“Superare” l’Humanae Vitae è separare l’uomo da Dio

di Costanza Miriano

L’altro giorno parlavo al telefono con Padre Aldo, dal Paraguay. E come mi è successo con lui altre volte, in un secondo ha tradotto in parole quello che da giorni stavo pensando, senza riuscire a ordinarlo. Il punto dell’Humanae Vitae – diceva – è l’incontro con Cristo. Senza quello, è un insopportabile, incomprensibile, assurdo giogo (una serie di obblighi, come li definisce Avvenire e una parte della Chiesa, che ha preso di mira proprio l’enciclica che ha salvato la vita a tanta gente). Giussani, mi ha detto padre Aldo, diceva sempre che la Chiesa si vergogna di Cristo.

Ecco, io credo che sia questo il cuore della questione, quella che perdiamo di vista quando ci mettiamo a dibattere tra aperturisti e tradizionalisti (che nervi queste categorie). Il centro di tutto, di fronte a ogni questione morale, deve essere la domanda: questo mi permette di incontrare di più Cristo? Solo questo conta. A me interessa solo questo. Avere rapporti aperti alla vita (e non siamo ridicoli, i metodi naturali ammessi dalla Chiesa funzionano al 99%, e se si vuole al 100%, basta essere un po’ più cauti) significa non separarsi da Dio, e non farlo proprio nel momento in cui si celebra l’unione con lo sposo, quindi nel momento più proprio della nostra vocazione.

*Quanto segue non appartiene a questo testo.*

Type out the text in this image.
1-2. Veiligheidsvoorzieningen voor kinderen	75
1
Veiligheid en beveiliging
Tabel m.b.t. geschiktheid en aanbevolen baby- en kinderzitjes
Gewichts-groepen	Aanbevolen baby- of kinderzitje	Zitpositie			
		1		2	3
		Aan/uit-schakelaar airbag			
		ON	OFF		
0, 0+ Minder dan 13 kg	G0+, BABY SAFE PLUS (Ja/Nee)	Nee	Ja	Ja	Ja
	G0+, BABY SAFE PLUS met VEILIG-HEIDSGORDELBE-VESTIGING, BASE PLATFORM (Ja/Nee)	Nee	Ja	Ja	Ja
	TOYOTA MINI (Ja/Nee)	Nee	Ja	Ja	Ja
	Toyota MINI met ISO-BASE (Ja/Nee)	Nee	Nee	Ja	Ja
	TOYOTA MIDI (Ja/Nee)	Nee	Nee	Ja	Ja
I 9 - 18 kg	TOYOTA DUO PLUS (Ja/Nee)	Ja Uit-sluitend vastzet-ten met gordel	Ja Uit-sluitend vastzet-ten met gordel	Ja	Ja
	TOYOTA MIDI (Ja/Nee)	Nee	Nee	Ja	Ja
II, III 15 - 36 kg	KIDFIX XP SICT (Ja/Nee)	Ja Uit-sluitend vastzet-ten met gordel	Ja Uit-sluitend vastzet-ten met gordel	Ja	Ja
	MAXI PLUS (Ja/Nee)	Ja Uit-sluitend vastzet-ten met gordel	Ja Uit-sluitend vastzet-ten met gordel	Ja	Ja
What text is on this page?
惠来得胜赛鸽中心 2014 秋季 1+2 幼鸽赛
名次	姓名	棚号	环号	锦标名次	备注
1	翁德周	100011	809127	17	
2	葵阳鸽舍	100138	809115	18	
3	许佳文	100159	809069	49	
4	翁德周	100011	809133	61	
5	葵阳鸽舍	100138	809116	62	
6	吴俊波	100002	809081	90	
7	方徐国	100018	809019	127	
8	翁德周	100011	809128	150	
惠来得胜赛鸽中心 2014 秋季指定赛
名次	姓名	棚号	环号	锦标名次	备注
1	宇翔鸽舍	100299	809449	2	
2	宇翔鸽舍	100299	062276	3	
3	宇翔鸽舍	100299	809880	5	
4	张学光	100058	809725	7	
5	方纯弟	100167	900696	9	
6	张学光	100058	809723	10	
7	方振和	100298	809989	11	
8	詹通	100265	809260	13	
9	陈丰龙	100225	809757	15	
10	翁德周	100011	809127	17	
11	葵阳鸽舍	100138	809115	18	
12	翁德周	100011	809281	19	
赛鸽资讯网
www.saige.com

Quelli che parlano di “superamento” dell’Humanae Vitae, quelli che credono di avere diritto a delle concessioni, abbassando l’asticella dell’adesione alla morale cristiana, stanno in realtà dandosi da fare per separare l’uomo da Dio, e questo è un torto troppo grande, che nessuno ha il diritto di fare a nessun altro, una cattiveria travestita da zuccherino, un veleno che penetra nelle vite e le rende infelici. È perché, evidentemente, si vergognano di Cristo, come diceva padre Aldo con don Giussani. È perché non credono neanche loro che solo l’unione a Cristo ci regge in piedi. Pensano che se uno si comporta decentemente, paga le tasse e fa la differenziata, è felice. Come se uno potesse farlo prescindendo dall’amore per Cristo e dalla sua grazia del tutto immeritata. L’uomo non riesce a fare il bene, da solo, non ce la faceva manco san Paolo. O è tenuto in riga dalla paura della punizione, o è rapito dall’amore per Cristo. (Oppure cerca di tirare avanti stancamente, faticando il meno possibile, giusto perché ormai ci si trova ed è complicato buttare all’aria tutto, che è la terza via, ma ci si sta malissimo).

Ma se la Chiesa si mette a proporre norme di vita ragionevoli e accettabili da tutti, sperando così di essere più simpatica, perderà un sacco di gente, credendo di conquistarla. Perderà chi vuole essere libero, perché non è poi questa grande libertà usare la contraccezione dentro la coppia: e allora, se i rapporti sessuali sono separati da Dio, perché non con altre donne (o altri uomini)? Se io dico a mia moglie: sto con te, ma non sono pronto a prendermene le conseguenze, non le sto dicendo che non le appartengo del tutto? Se io nella relazione con il marito o la moglie non cerco Cristo, allora il matrimonio indissolubile è una follia, umanamente, in questo nostro contesto culturale.

Ma la Chiesa perderà anche chi ha capito il senso profondo, liberatorio, altissimo dell’Humanae Vitae: una Chiesa che non ti dice che i comandamenti sono per te, per curare le tue ferite e le tue debolezze, è una Chiesa che dice che possiamo fare a meno della salvezza di Cristo, e allora forse non mi interessa più.

Se qualche volta riesco a fare la differenziata e pago le tasse – quelle sempre – e cerco di essere una persona decente, è perché mi interessa Cristo, e le circostanze sono l’occasione unica che ho di incontrarlo. Il resto non mi accende, non mi innamora. Tanto meno le norme di buon senso che a volte mi sento proporre in Chiesa. Io ci vado perché mi interessa salvarmi dalla morte, e vedere Dio, e voglio che sia così anche per quelli a cui voglio bene. La Chiesa mi deve dire come faccio a ottenere la vita eterna per me e i miei cari, non dove devo buttare la bottiglietta di plastica.